Pluto: As a child, I knew Pluto as Mickey Mouse’s pet dog, you know, the one who doesn’t speak, even though Goofy, another dog in the same cartoon universe, does speak. But as a children we tend to just accept these things; children subconsciously practice the often touted “suspension of disbelief” that, as an adult, we are encouraged to embrace when we’re watching movies with obvious plot holes.
I also, thanks to an early exposure to astronomy, learned my planets at a young age. Pluto, I was told, was the 9th planet, named after the god of the dead in the Roman pantheon. Now, however, Pluto’s status is, if you’ll pardon the pun, up in the air.
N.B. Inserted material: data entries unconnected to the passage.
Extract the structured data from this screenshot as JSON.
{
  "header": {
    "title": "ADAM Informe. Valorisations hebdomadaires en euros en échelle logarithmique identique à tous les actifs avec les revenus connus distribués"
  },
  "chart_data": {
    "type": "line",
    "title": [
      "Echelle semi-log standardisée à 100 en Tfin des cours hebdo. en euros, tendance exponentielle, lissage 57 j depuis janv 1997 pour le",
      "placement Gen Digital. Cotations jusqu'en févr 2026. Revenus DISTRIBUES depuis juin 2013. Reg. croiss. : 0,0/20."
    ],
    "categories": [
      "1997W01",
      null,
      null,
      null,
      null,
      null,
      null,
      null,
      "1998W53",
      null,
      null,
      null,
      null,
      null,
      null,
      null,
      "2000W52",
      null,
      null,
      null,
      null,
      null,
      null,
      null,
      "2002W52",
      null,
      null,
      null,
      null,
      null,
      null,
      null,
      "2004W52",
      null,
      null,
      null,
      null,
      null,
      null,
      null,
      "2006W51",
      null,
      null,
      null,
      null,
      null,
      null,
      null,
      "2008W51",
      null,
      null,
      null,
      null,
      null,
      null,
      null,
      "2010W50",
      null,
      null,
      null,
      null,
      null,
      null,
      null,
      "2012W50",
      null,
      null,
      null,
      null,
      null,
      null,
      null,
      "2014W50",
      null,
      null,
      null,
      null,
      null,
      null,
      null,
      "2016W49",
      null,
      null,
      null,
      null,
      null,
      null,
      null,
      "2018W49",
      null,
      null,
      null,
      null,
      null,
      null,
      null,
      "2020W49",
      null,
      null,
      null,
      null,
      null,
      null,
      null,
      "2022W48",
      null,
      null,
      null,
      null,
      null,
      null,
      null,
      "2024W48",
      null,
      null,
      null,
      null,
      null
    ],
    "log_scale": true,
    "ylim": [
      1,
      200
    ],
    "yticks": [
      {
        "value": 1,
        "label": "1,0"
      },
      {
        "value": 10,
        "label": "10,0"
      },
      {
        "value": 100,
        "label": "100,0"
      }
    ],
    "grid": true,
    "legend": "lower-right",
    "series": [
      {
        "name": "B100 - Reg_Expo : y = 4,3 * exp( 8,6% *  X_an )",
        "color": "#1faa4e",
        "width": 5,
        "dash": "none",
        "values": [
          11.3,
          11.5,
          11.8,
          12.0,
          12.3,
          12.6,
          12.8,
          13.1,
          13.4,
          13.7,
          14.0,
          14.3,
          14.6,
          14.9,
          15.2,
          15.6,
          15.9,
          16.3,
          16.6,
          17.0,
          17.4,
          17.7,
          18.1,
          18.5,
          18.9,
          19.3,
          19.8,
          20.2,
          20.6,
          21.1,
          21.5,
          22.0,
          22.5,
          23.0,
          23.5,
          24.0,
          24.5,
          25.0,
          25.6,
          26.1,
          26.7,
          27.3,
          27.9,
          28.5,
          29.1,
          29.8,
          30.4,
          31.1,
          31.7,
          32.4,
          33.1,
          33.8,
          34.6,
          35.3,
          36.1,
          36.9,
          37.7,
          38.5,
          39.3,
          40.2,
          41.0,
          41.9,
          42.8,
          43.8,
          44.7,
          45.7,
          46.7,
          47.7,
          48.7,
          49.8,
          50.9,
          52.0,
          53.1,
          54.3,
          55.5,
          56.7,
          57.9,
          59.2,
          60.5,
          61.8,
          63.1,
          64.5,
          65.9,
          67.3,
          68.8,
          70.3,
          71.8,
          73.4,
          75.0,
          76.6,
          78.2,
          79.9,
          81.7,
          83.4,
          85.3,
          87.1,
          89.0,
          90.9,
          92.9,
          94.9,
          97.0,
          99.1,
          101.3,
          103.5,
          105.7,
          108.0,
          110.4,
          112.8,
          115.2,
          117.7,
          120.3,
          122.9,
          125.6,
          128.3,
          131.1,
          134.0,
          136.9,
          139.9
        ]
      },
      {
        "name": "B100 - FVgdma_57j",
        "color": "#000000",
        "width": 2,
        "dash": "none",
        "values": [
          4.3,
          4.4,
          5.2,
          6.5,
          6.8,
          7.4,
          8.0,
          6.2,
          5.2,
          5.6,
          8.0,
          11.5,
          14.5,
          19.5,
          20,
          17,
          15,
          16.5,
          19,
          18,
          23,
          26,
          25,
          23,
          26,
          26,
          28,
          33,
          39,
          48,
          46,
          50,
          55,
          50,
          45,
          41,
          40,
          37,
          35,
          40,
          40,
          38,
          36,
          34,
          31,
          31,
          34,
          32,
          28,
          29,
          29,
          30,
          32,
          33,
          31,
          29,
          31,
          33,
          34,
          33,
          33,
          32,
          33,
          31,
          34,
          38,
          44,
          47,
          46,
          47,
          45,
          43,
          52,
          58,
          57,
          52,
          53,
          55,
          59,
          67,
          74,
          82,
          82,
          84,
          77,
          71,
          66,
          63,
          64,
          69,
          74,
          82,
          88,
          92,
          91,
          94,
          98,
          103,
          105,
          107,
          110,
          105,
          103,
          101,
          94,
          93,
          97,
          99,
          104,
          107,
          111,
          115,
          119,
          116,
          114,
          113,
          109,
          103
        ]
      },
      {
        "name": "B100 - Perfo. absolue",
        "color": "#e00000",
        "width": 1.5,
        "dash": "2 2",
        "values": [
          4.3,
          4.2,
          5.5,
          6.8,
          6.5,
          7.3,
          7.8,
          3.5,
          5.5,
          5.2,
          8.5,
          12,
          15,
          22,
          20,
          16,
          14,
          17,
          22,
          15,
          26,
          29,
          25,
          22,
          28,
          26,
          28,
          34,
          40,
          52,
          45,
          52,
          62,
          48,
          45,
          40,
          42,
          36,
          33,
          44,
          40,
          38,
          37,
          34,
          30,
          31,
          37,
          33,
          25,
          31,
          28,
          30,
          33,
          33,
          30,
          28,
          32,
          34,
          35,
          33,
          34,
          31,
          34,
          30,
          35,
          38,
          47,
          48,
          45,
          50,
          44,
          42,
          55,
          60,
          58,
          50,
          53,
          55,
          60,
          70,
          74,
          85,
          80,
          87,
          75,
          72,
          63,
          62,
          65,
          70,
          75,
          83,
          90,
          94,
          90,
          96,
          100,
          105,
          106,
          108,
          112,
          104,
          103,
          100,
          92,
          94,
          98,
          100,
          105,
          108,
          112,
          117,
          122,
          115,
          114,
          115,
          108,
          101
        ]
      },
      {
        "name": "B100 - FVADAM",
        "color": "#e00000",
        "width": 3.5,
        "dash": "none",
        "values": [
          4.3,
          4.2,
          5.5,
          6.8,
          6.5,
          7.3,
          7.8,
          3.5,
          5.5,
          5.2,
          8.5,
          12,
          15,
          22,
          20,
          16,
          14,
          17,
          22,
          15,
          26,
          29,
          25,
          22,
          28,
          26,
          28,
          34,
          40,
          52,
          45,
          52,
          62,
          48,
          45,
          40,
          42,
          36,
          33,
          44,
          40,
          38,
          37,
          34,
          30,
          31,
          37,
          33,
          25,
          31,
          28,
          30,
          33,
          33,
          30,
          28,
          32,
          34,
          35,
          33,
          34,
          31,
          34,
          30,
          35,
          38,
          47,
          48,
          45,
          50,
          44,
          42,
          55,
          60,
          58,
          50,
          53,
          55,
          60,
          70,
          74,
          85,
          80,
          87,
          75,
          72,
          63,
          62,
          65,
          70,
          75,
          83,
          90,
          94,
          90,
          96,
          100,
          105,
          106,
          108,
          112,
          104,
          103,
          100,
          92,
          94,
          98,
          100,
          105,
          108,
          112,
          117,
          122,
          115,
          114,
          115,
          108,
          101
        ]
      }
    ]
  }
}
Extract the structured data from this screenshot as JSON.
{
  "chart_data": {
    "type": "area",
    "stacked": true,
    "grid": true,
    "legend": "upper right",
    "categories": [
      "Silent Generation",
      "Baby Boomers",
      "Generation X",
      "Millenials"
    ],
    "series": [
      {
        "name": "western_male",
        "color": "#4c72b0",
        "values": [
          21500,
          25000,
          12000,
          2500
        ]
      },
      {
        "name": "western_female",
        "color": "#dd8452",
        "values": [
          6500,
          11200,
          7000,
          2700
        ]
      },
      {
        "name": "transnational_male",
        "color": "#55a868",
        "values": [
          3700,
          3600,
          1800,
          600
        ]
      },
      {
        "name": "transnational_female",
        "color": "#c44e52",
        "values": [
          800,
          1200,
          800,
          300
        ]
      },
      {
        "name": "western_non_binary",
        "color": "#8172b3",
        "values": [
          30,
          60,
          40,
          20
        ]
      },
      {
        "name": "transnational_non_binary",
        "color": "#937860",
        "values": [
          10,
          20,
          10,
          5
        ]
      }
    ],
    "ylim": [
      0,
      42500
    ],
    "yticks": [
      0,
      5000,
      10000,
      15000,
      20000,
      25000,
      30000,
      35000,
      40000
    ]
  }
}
Leading astronomers declared Thursday that Pluto is no longer a planet under historic new guidelines that downsize the solar system from nine planets to eight.
After a tumultuous week of clashing over the essence of the cosmos, the International Astronomical Union stripped Pluto of the planetary status it has held since its discovery in 1930. The new definition of what is — and isn’t — a planet fills a centuries-old black hole for scientists who have labored since Copernicus without one. . .
Much-maligned Pluto doesn’t make the grade under the new rules for a planet: “a celestial body that is in orbit around the sun, has sufficient mass for its self-gravity to overcome rigid body forces so that it assumes a … nearly round shape, and has cleared the neighborhood around its orbit.”
Pluto is automatically disqualified because its oblong orbit overlaps with Neptune’s. (emphasis added)
Okay, now, just wait one minute. Wouldn’t both Pluto and Neptune technically be disqualified for the exact same reason? Why pick on the little guy? Better yet, why insult the God of the Underworld?
Pluto, along with two other far-out satellites, Ceres and Xena (seriously, Xena, can you believe that?), now belongs to the classification “dwarf planets.” Whether a “Gabrielle” or “Jockser the Mighty” dwarf planet is on the way is anybody’s guess.
While the new classification may not seem like a big deal to you and I, there are ramifications to consider. For instance, does the song, Illuminating Pluto, by the B-52’s, lose its original intent now? Did it ever have any? Will the Tarot decks have to be rewritten alongside the school textbooks? Both Einstein and Bill Gates were born with Pluto in their 5th house, according to this page. Maybe we shouldn’t be fucking with this stuff, people. 🙄 Mystical consequences and all that.
Yes, this new definition of what constitutes a planet is going to shake things up a bit in subtle ways, and force us to ask some new questions, the most important of which is this:
If we can no longer call Pluto a planet, does this mean we can finally stop calling Whitney Houston a “star?”